Measure 43

Results
| Choice | Votes | % |
| Yes | 616,876 | 45.24% |
| No | 746,606 | 54.76% |
| Valid votes | 1,363,482 | 97.42% |
| Invalid or blank votes | 36,168 | 2.58% |
| Total votes | 1,399,650 | 100.00% |
| Registered voters/turnout |  | 68.98% |
- Results by county

= 2006 Oregon Ballot Measure 43 =

Oregon Ballot Measure 43 was an initiated state statute ballot measure on the November 7, 2006 general election ballot. The measure would have required that when an unemancipated minor 15 years and older sought an abortion, the medical provider must first give written notice to a parent of the minor, by certified mail, at least 48 hours prior to providing the abortion. It was rejected by voters, with only 45 percent favoring it.

==Background==

Current Oregon law provides that a minor 15 years or older may consent to and obtain medical treatment, including abortion, without parent notification, but also that a physician may notify parent without the minor's consent. Minors 14 years or younger on the other hand must obtain parental consent before obtaining treatment. If Measure 43 had passed, it would have required that a provider notify an unemancipated minor's parent 48 hours before performing abortion. Notification meant written notice to parent by certified mail at the parent's residence. Exceptions to notice requirement for documented would be allowed for medical emergencies. This exception did not include cases of rape or incest. Unemancipated minor could apply for administrative hearing requesting abortion without notice to parent. The hearing would be confidential, open only to minor, counsel, witnesses, judge. Under the measure failure to notify parent would subject provider to civil liability to parent. In addition physicians would face administrative sanctions, license suspension, or revocation.

==Description of the Measure==

Ballot Measure 43 required that when an unemancipated minor 15 years and older seeks an abortion, the medical provider must first give written notice to a parent of the minor, by certified mail, at least 48 hours prior to providing the abortion.

Ballot Measure 43 allowed for an exception to the notice requirement 1) if the parent or guardian is given notice in person, or 2) in the event of a medical emergency which is documented in the minor's medical file, or 3) if the minor obtains authorization from the Department of Human Services or a court.

A hearing on a request by the unemancipated minor 15 years and older would be confidential and may be attended only by the minor, counsel for the minor, witnesses and the administrative law judge. The measure also provided for expedited judicial review by a trial court of an order denying the application considered at the hearing.

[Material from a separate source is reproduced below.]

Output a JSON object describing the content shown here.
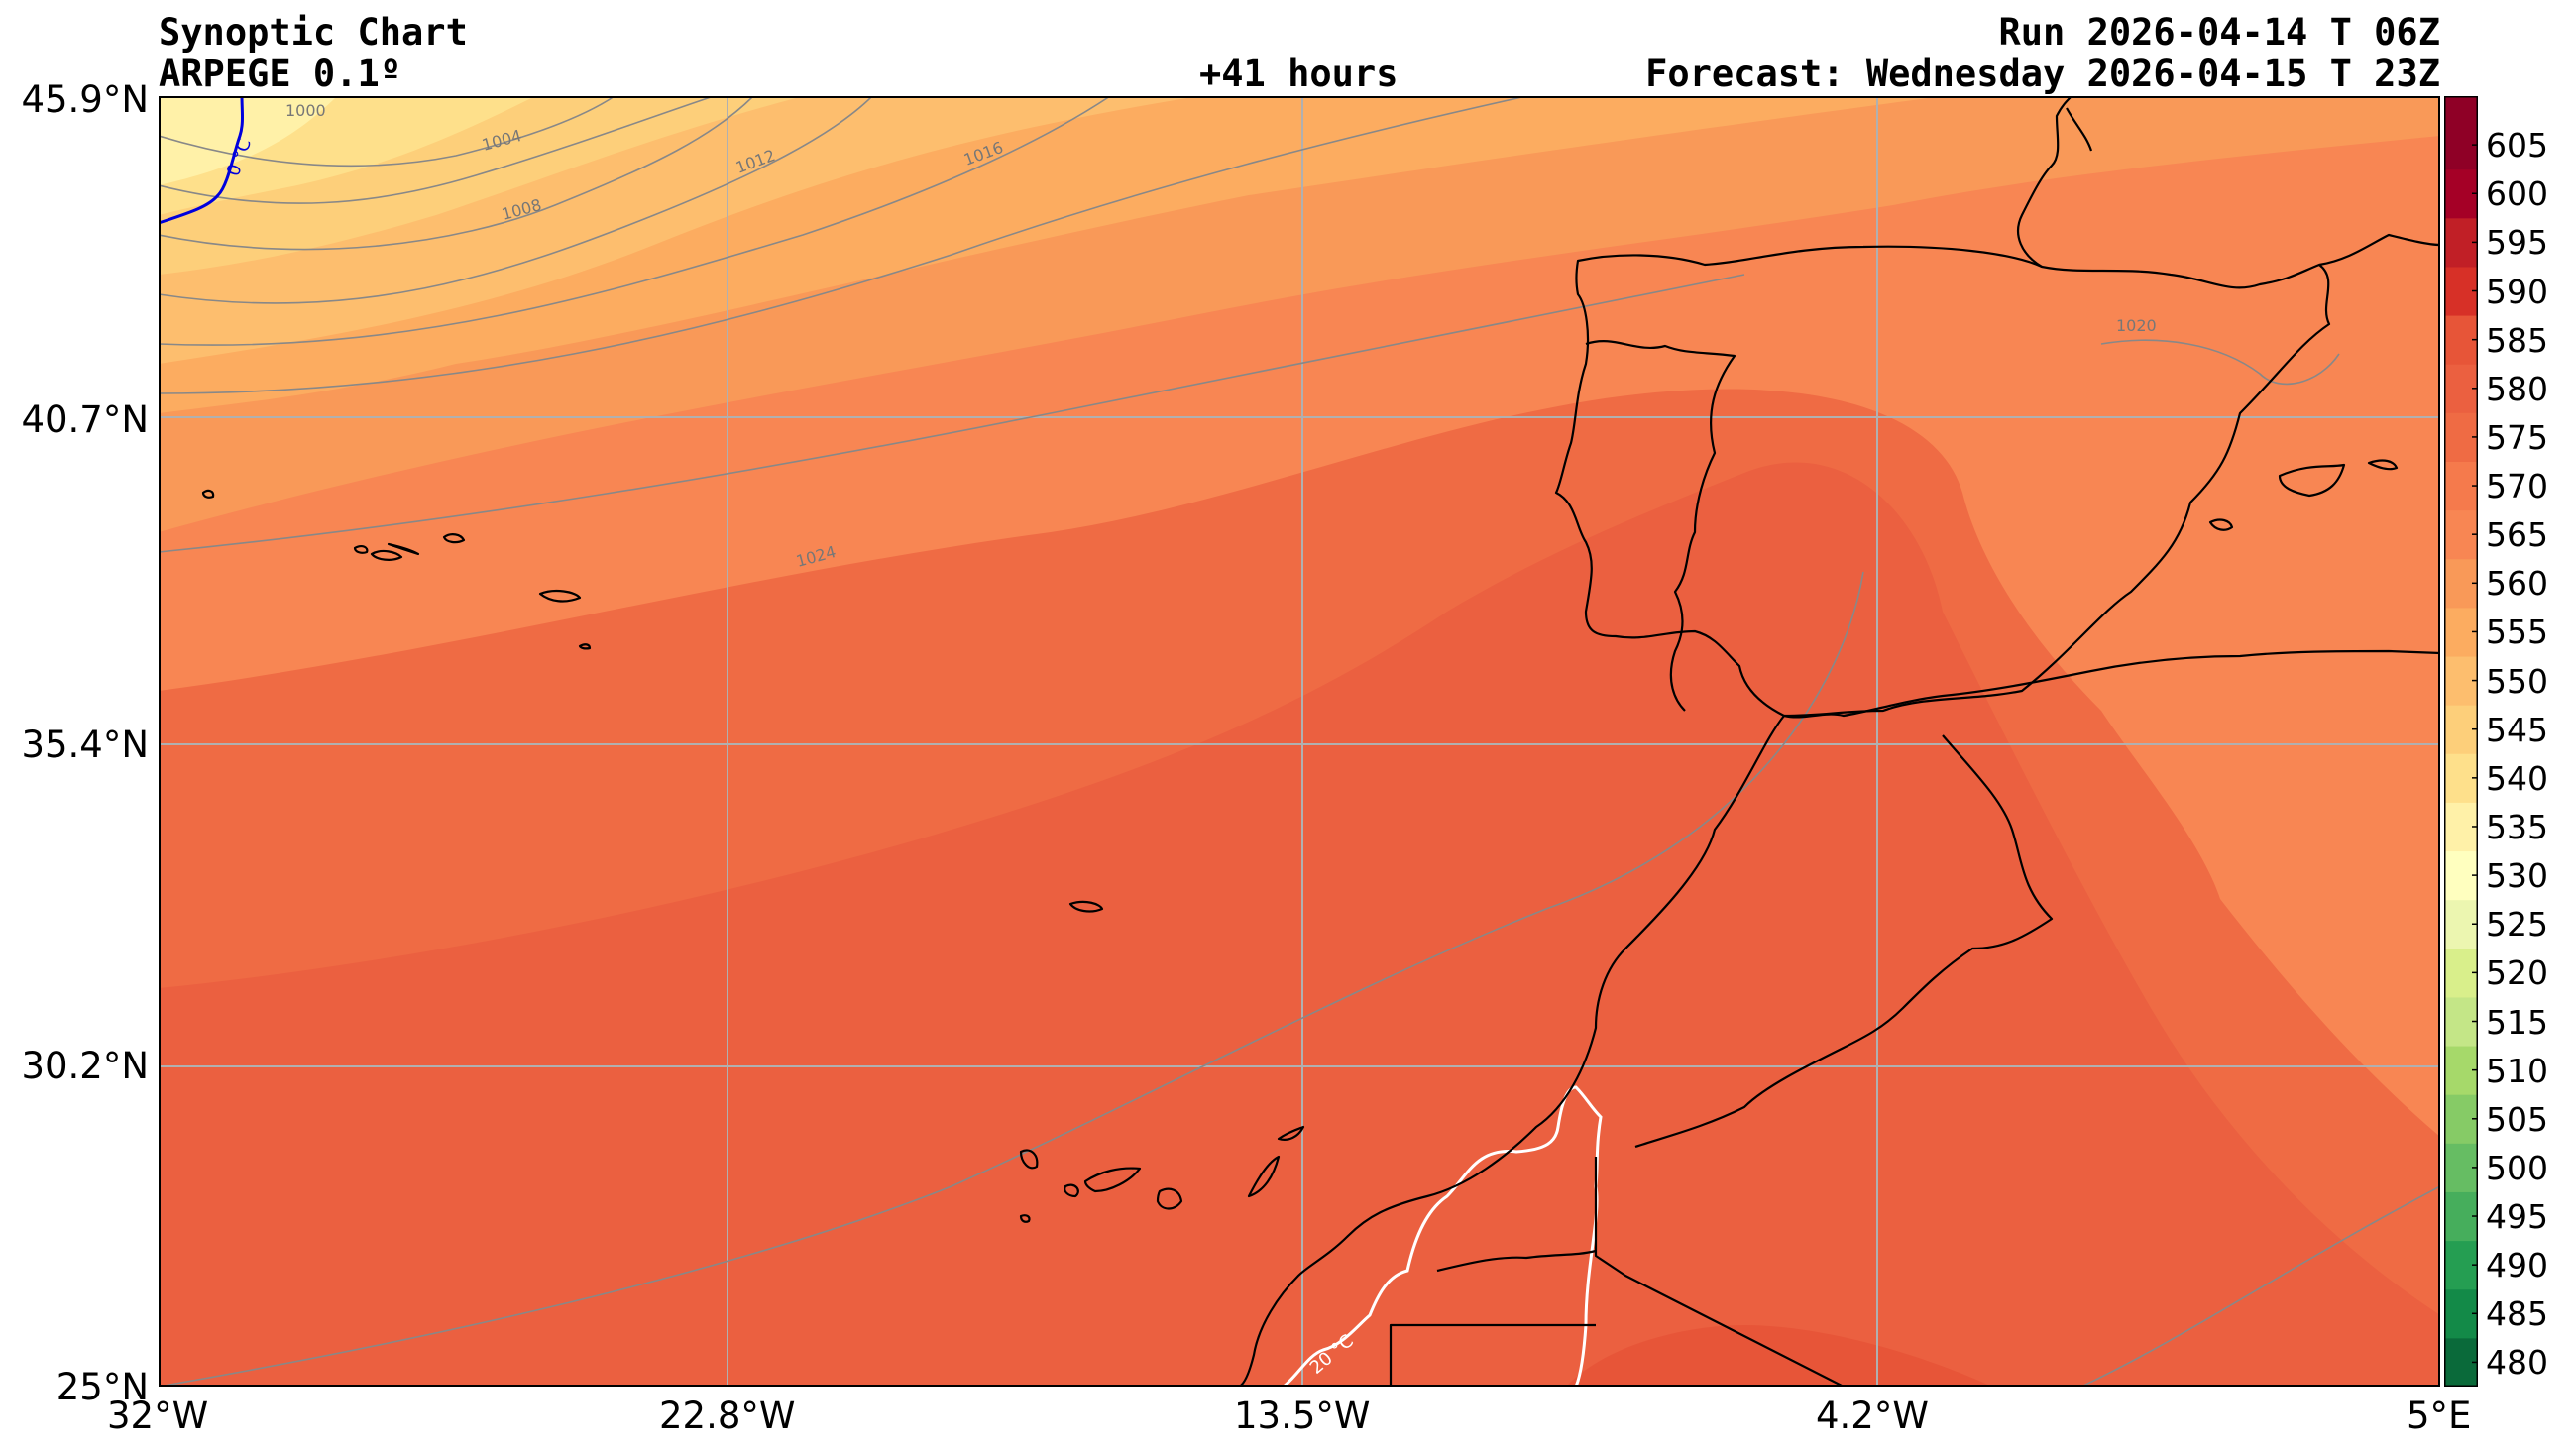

Consequence for failure to notify a parent as required by the measure would have subjected the medical provider performing an abortion on an unemancipated minor 15 years and older to 1) civil liability to the parent of the minor and 2) may subject a medical provider to suspension, revocation or denial of license by the Board of Medical Examiners for the State of Oregon.

==Path to the ballot==
===Supporters===
A group called the Keep Our Daughters Safe committee was responsible for getting the measure on the ballot. The Keep Our Daughters Safe petition committee was largely funded by Oregon Right to Life, which contributed nearly all of the $350,000 raised to get the measure on the ballot. Once on the ballot, a coalition of group and front committees supported Measure 43.

The Keep Our Daughters Safe ballot committee contributed the most, raising just over $1 million. The committee was largely bankrolled by Oregon Right to Life, which contributed $826,379, or 80% of the total it raised. The Oregon Right to Life Issues PAC raised $1,864 in unitemized contributions.

The Oregon Family Council, which describes itself as working "towards encouraging and equipping the Christian community to take an active role in society through the elections and
legislative process,"13 contributed $95,367 to Keep Our Daughters Safe. The separate ballot question committee set up by the Oregon Family Council — the Oregon Family Council Issues
PAC — raised $53,241. The Oregon Family Council contributed $12,000 to the PAC, while $34,531 came from donations under the Oregon reporting threshold.

===Opponents===
The No on 43 Committee led the opposition to the measure and was largely supported by Planned Parenthood affiliates, which gave $846,889, or 52 percent of the money raised by the committee. Large contributors to the No on 43 committee included NARAL Pro-Choice America affiliates, which gave $137,748; ACLU affiliates, which gave $116,732; and the campaign committee of then Oregon Gov. Ted Kulongoski contributed $45,000.

The political action committee of the Oregon Nurses Association — the Nurses United PAC, which was also active on five other ballot measures — raised $294,852. Unitemized contributions made up more than 99 percent of the committee's total.

==Election results==
During the November 7, 2006 general election, Measure 48 was defeated, garnering 616,876 votes in favor and 746,606 opposed.